25. The combination of any one of claims 1-16, wherein the T cell engager is selected from the group consisting of CC-93269, AMG701, AMG420, JNJ-7957, and GBR 1342.

26. The combination of any one of claims 1-16, wherein the T cell engager does not bind ICOS.

27. The combination of any one of claims 1-16, wherein the T cell engager does not bind CD38.

28. The combination of any one of claims 1-27, wherein the combination comprises a pharmaceutically acceptable carrier.

29. The combination of any one of claims 1-28, wherein the combination further comprises an adjuvant.

30. A method of treating cancer in a subject in need thereof comprising administering to the subject a therapeutically effective dose of the combination of any one of claims 1-29.

31. A method of treating cancer in a subject in need thereof comprising administering to a subject a therapeutically effective dose of the combination of any one of embodiments 1- 29, wherein a dose of the anti-BCMA antigen binding protein is step-down to a lower dose following a first administration.

32. The method of claim 30 or 31, wherein the cancer is selected from the group consisting of multiple myeloma, chronic lymphocytic leukemia, Waldenstrom macroglobulinemia, and non-Hodgkin's lymphoma.

33. The method of any one of claims 30-32, wherein the cancer is multiple myeloma.

34. The method of claim 30 or 31, wherein the cancer is relapsed and/or refractory multiple myeloma.

35. The method of any one of claims 30-34, wherein the subject has received at least one previous cancer treatment.

36. The method of any one of claims 30-35, wherein the therapeutically effective dose is administered to the subject at least about once every 21 days.

37. The method of any one of claims 30-36, wherein the administering the therapeutically effective dose of the combination treatment reduces ocular toxicity as compared to administering a therapeutically effective amount of the anti-BCMA antigen binding protein alone.

38. The method of claim 37, wherein the anti-BCMA antigen binding protein is belantamab mafodotin.

39. The method of claim 37 or 38, wherein the ocular toxicity is at least one of: changes in comeal epithelium, dry eyes, irritation, redness, blurred vision, dry eyes, photophobia, or changes in visual acuity.

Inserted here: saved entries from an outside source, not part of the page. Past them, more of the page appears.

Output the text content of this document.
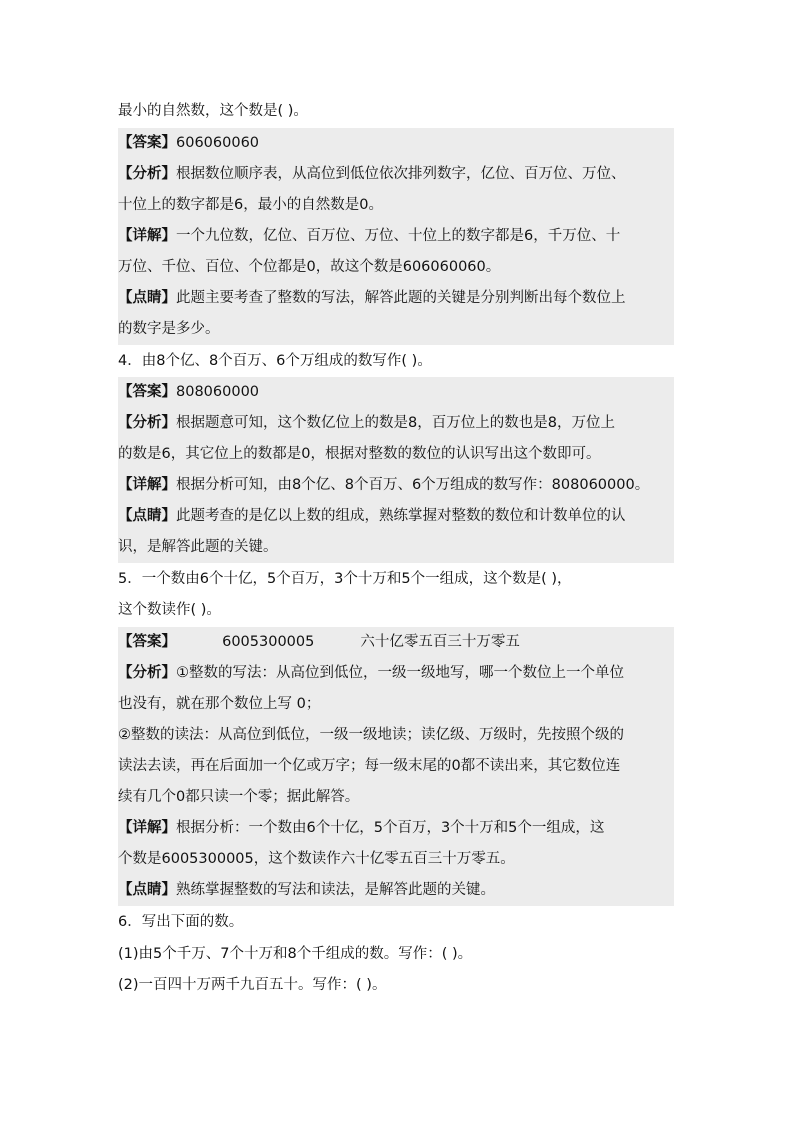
最小的自然数，这个数是( )。
【答案】606060060
【分析】根据数位顺序表，从高位到低位依次排列数字，亿位、百万位、万位、
十位上的数字都是6，最小的自然数是0。
【详解】一个九位数，亿位、百万位、万位、十位上的数字都是6，千万位、十
万位、千位、百位、个位都是0，故这个数是606060060。
【点睛】此题主要考查了整数的写法，解答此题的关键是分别判断出每个数位上
的数字是多少。
4．由8个亿、8个百万、6个万组成的数写作( )。
【答案】808060000
【分析】根据题意可知，这个数亿位上的数是8，百万位上的数也是8，万位上
的数是6，其它位上的数都是0，根据对整数的数位的认识写出这个数即可。
【详解】根据分析可知，由8个亿、8个百万、6个万组成的数写作：808060000。
【点睛】此题考查的是亿以上数的组成，熟练掌握对整数的数位和计数单位的认
识，是解答此题的关键。
5．一个数由6个十亿，5个百万，3个十万和5个一组成，这个数是( )，
这个数读作( )。
【答案】          6005300005          六十亿零五百三十万零五
【分析】①整数的写法：从高位到低位，一级一级地写，哪一个数位上一个单位
也没有，就在那个数位上写 0；
②整数的读法：从高位到低位，一级一级地读；读亿级、万级时，先按照个级的
读法去读，再在后面加一个亿或万字；每一级末尾的0都不读出来，其它数位连
续有几个0都只读一个零；据此解答。
【详解】根据分析：一个数由6个十亿，5个百万，3个十万和5个一组成，这
个数是6005300005，这个数读作六十亿零五百三十万零五。
【点睛】熟练掌握整数的写法和读法，是解答此题的关键。
6．写出下面的数。
(1)由5个千万、7个十万和8个千组成的数。写作：( )。
(2)一百四十万两千九百五十。写作：( )。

40. The method of any one of claims 37-39, wherein the ocular toxicity is measured by at least one of the following methods: best corrected visual acuity, documentation of manifest refraction and the method used to obtain best corrected visual acuity, current glasses prescription (if applicable), intraocular pressure measurement, anterior segment (slit lamp) examination including fluorescein staining of the cornea and lens examination, dilated funduscopic examination, or an ocular surface disease index (OSDI).

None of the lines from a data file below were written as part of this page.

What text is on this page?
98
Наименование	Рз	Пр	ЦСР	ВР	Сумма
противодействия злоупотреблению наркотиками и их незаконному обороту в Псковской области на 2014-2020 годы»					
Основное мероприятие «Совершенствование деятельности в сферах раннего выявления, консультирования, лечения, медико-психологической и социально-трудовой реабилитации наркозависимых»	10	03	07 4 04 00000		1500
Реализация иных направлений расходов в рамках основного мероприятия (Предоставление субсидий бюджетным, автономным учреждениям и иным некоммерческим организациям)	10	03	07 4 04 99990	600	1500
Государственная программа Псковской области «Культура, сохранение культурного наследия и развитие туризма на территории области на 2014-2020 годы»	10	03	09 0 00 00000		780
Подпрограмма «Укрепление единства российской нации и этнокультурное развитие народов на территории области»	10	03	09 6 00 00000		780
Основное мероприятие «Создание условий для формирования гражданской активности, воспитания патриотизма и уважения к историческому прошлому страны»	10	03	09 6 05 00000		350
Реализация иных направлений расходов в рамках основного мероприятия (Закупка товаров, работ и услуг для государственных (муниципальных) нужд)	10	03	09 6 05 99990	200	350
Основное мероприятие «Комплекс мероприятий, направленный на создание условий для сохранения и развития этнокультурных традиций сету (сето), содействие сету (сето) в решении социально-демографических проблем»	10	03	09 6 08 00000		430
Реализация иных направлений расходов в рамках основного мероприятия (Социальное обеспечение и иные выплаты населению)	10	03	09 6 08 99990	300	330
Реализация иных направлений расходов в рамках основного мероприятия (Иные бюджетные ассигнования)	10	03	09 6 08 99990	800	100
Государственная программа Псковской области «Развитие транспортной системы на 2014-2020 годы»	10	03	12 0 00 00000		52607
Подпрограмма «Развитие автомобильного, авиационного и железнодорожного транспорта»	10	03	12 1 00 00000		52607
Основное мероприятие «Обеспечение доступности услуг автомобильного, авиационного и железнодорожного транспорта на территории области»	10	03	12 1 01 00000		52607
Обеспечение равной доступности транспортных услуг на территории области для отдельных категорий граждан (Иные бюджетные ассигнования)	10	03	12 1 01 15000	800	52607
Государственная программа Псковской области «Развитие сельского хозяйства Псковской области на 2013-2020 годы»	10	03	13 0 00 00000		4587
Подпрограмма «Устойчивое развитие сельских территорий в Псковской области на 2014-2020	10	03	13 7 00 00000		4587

41. The method of any one of claims 30-40, wherein the anti-BCMA antigen binding protein is administered to the subject in a dose of at least about 0.5 mg /kg, 0.95 mg/kg, 1 mg/kg, 1.25 mg/kg, 1.4 mg/kg, 1.7 mg/kg, 1.9 mg/kg, 1.92 mg/kg, 2.5 mg/kg or 3.4 mg/kg.

42. A combination of any one of claims 1-29, for use in the manufacture of a medicament for treatment of cancer.

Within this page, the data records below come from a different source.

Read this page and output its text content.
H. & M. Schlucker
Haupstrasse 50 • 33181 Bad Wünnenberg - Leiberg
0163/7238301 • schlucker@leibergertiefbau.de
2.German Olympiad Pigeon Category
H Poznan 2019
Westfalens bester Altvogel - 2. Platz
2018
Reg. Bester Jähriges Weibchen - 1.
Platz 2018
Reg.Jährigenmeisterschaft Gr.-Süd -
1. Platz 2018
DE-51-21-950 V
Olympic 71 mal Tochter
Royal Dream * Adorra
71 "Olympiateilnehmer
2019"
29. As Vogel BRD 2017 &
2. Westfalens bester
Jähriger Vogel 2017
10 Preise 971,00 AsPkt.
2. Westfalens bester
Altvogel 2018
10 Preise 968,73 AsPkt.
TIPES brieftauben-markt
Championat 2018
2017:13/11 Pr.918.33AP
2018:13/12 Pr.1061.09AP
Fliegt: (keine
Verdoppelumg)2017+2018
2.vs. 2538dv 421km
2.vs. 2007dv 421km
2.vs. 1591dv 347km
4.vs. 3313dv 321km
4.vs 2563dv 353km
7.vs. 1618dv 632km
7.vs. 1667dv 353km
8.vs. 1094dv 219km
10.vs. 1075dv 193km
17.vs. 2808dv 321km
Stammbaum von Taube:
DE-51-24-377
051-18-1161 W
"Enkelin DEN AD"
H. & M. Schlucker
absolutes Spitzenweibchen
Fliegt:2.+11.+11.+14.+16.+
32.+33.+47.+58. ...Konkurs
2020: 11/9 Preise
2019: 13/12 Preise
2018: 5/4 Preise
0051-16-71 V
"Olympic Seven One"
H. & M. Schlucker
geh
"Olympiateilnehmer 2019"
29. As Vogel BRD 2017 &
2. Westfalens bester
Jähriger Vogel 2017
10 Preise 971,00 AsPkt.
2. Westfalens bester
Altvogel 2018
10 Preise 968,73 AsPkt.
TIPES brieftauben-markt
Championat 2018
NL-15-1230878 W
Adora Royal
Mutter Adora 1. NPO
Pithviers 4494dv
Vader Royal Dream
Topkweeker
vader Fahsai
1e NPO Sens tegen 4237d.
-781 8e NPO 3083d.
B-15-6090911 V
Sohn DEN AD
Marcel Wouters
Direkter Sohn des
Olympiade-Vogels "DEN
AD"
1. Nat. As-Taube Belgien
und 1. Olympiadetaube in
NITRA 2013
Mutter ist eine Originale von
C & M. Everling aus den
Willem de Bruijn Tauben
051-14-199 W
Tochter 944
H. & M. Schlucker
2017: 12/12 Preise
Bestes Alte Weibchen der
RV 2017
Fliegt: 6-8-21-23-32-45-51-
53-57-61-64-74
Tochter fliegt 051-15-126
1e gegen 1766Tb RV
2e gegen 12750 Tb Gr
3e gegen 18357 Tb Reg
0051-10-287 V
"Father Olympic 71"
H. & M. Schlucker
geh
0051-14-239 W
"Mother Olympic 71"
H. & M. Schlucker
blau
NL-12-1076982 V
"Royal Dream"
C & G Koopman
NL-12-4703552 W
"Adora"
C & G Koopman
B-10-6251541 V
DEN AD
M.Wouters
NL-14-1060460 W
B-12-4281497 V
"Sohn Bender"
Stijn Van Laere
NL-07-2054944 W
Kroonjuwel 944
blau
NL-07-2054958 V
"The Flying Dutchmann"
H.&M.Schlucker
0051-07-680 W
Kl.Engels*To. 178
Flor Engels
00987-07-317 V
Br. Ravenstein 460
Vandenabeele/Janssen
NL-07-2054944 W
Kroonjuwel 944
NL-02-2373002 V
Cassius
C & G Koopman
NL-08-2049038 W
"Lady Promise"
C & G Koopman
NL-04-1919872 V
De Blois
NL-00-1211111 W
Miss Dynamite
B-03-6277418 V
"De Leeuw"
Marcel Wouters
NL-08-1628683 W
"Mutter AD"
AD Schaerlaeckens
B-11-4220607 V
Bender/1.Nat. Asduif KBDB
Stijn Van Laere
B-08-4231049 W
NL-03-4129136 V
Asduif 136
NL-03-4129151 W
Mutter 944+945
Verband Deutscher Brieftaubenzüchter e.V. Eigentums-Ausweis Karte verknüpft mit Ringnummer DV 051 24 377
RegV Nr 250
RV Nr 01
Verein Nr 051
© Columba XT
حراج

43. A combination of any one of claims 1-29, for use in treatment of cancer.

44. A kit for use in treatment of cancer comprising: a. the combination of any one of claims 1-29; and b. instructions for use in the treatment of cancer.

45. A pre-filled syringe or autoinjector device, comprising the combination of any one of claims 1-29.